The rebels were deliberately vague about where the front is, some saying the fighting had taken place 12 to 25 miles from Ajdabiya, others placing it nearer to the oil town of Brega.

The rebel army has been bogged down for weeks near Ajdabiya, unable to move on to Brega, which has an oil terminal and Libya's second-largest hydrocarbon complex.

The rebels say their weapons cannot reach more than about 12 miles while Gaddafi's forces can fire rockets and shells up to twice that distance. Rebel pleas for heavier arms from abroad have received no response.

Gaddafi's forces also shelled a northern Misrata district where many families from the besieged city centre have fled, one rebel said.

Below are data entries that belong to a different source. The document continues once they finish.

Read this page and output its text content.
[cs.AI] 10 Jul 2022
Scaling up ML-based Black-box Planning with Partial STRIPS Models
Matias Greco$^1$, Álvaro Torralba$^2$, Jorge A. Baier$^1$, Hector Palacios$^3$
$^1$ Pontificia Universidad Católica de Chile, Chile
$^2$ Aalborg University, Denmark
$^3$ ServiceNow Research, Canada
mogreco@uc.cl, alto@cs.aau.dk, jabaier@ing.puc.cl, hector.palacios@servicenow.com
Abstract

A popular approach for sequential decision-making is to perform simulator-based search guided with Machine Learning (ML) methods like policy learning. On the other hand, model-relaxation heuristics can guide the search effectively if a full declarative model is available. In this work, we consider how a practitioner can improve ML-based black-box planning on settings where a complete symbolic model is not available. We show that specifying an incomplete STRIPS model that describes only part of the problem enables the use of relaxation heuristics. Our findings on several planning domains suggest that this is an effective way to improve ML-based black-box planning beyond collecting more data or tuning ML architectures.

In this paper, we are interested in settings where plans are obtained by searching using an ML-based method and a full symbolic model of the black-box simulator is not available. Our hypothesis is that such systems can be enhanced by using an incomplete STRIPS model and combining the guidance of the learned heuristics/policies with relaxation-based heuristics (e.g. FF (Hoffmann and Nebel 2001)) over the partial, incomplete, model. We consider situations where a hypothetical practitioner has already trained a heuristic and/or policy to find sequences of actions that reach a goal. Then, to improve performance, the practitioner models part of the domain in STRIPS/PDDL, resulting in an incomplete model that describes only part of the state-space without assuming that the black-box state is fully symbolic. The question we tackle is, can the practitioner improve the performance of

The fighting was threatening the port area, the city's only lifeline, preventing some aid ships from docking, he said.

One ship carrying medical supplies and baby food was able to dock, the first ship to arrive since last Wednesday, when Gaddafi's forces fired a barrage of rockets into the port as the International Organisation of Migration was evacuating nearly 1,000 people.

The UN refugee agency, meanwhile, appealed to European countries to step up efforts to rescue people fleeing Libya in overloaded boats.

A spokeswoman for the UN High Commissioner for Refugees said that "any boat that is leaving Libya should be considered, at first glance, as a boat in need of assistance."

She said the agency had been told 16 bodies including those of two babies have so far been retrieved from a boat carrying 600 people that sank just outside the Libyan capital on Friday.